Por: João Vicente Machado Sobrinho
A história do século XX permanece atravessada por disputas de memória, nas quais personagens e processos são constantemente reinterpretados à luz de interesses políticos e ideológicos. A figura do líder soviético Josef Stalin ocupa um lugar central nesse embate: para uns, um símbolo máximo da tirania; para outros o protagonista de um dos mais decisivos processos de transformação social e militar da história moderna.
Após a 2ª guerra mundial, o mundo ingressou na chamada guerra fria, quando o bloco liderado pelos Estados Unidos da América do Norte, investiu pesadamente em uma intensa propaganda anticomunista. Diante da necessidade de um símbolo que representasse o “totalitarismo soviético”, nada mais adequado do que a imagem de Josef Stalin.
Foi aí que a figura de Stalin foi transformada em um símbolo multifacetado: para uns o tirano responsável por milhares de mortes, para outros o grande líder que industrializou rapidamente a Rússia e derrotou o nazismo.
É importante ressaltar que, as críticas dirigidas a Stalin não vieram somente de fora da Rússia. Com a sua morte Nikita Khruschev se apressou em denunciar um rosário de crimes a ele atribuídos, de forma descontextualizada, o que prova que a crítica emergiu dentro do próprio campo socialista.

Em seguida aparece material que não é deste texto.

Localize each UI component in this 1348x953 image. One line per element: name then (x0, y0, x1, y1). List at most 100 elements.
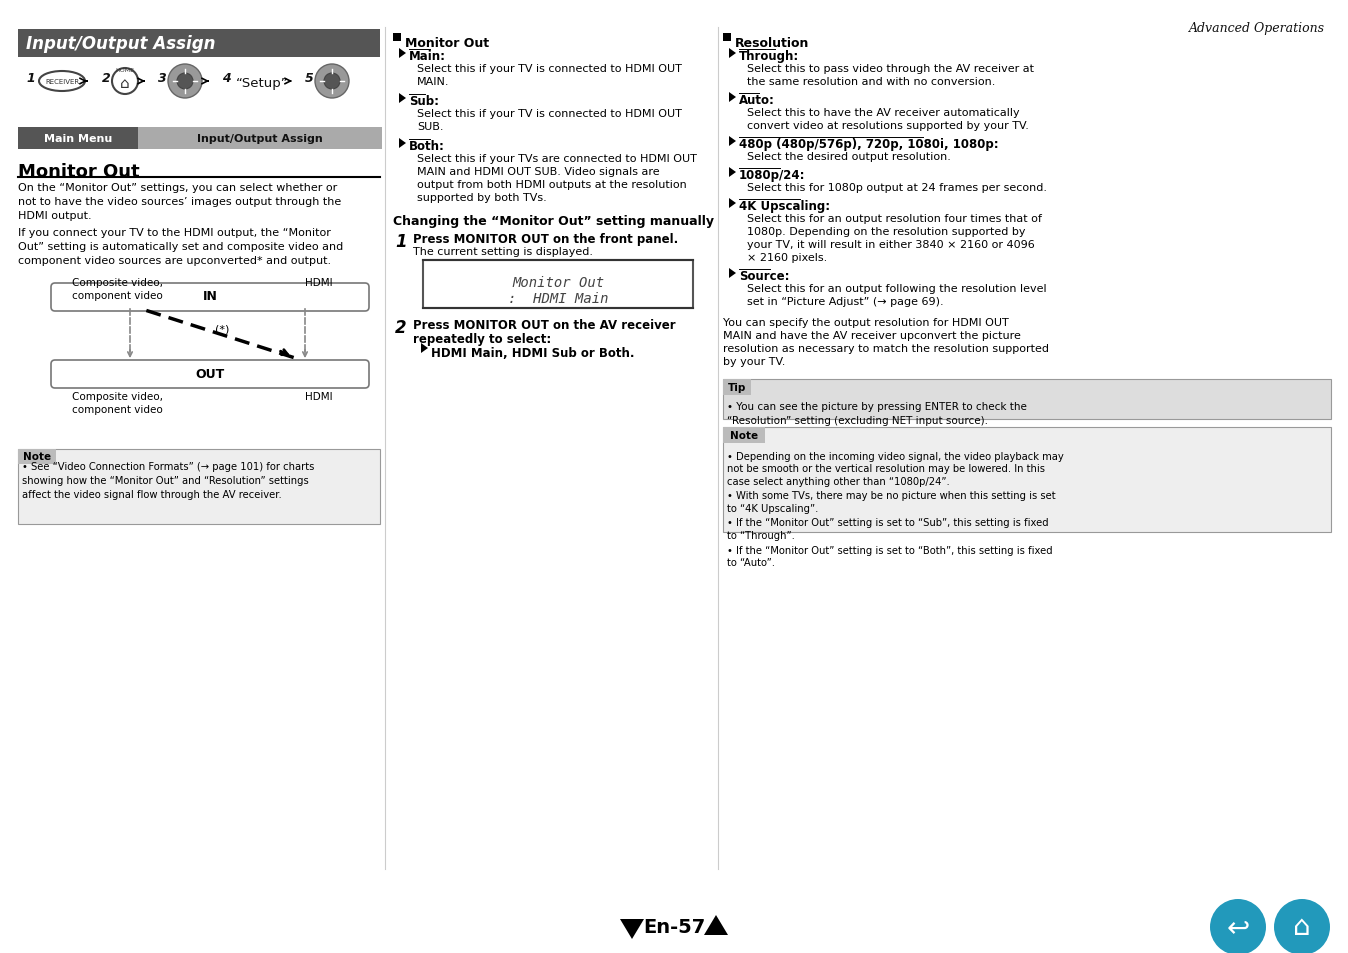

A denúncias pós mortis promovida por Nikita Khruschev, no contexto da chamada desestalinização, consolidou uma narrativa que enfatiza a repressão e o culto à personalidade. Contudo, essa leitura levanta uma questão essencial: trata-se de uma revelação plena de verdade histórica ou é uma verdade recortada, orientada por interesses específicos? Este artigo propõe uma reflexão crítica sobre a denúncia de Khruschev, buscando interpretar a sua motivação, a sua construção narrativa, buscando compreender os limites, as omissões e as intencionalidades presentes em todo esse processo. Então a pergunta mais pertinente que poderá surgir é: houve a demonização de Stalin? A resposta mais honesta e sincera é sim, mas não somente isso:
Houve crimes e políticas duras reais-base concreta das críticas;
Houve uso político dessas críticas-amplificação e simplificação;
Houve disputa ideológica global-moldou a memória histórica;

A despeito de tudo isso, é pertinente lembrar sempre que revoluções não são processos suaves e que o uso da violência não é exclusivo de um regime ou de uma ideologia. A diferença está em como essa violência é exercida, é organizada, é justificada e sobretudo como ela é lembrada.
O sentimento de liberdade na acepção da palavra, é uma aspiração humana milenar. Se recorrermos as narrativas do Livro do Êxodo, (que significa saída) escrito por volta de 1250 a.C, iremos nos deparar com as figuras bíblicas de Moisés e Josué, lideranças escolhidas pela divindade para conduzir os hebreus para a terra de Canaã, libertando-os da escravidão no Egito.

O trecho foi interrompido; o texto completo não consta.